2–5 Jun 2026
Europe/London timezone

Value Struggles in Contemporary Capitalism

WE03
3 Jun 2026, 15:00
1h 30m
Roundtable International Political Economy Working Group

Description

The question of how value is created, appropriated and distributed is at the centre of current international political economy discussions. What is the ‘value’ of things, services and experiences? Who decides what value they have? How is value imbricated with moral, ethical and political ‘values’? What valuation processes are employed to assess value? What are the struggles around value creation and appropriation, and how do they change in time? How do we account for the material, immaterial and experiential elements of value? These are all key questions that inform the way power is exercised in the pursuit of economic activity, including in global value chains. In other words, struggles around ‘value’ are key for understanding key dynamics in contemporary capitalism, including their distributional consequences for producers, workers and nature – both in the global South and the global North.

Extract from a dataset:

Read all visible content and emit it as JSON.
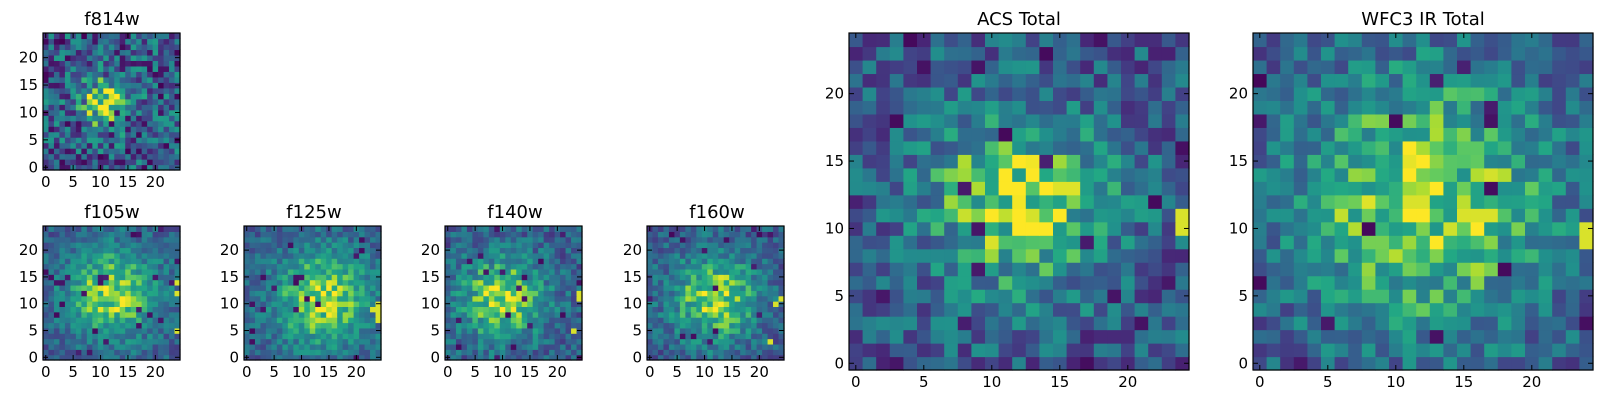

The roundtable brings together scholars who have engaged with various forms of analysis on value creation, capture, and redistribution from a range of perspectives and in different locations. The panellists are invited to reflect on how these processes have informed their work and the IPE field more broadly – and to reflect on what insights the concept of ‘value struggles’ could bring to thinking about current economic transformations and challenges. The panel coincides with the 2025 publication of Stefano Ponte’s book ‘Value struggles: Looking at capitalism through the wine glass’ (Bloomsbury Academic), which this panel also seeks to celebrate. Stefano’s book examines three sites of struggle: place, nature and people (class, race and gender) and how different ‘worlds of valuation’ are leveraged by specific groups of actors to maintain existing power imbalances or to attempt to challenge them.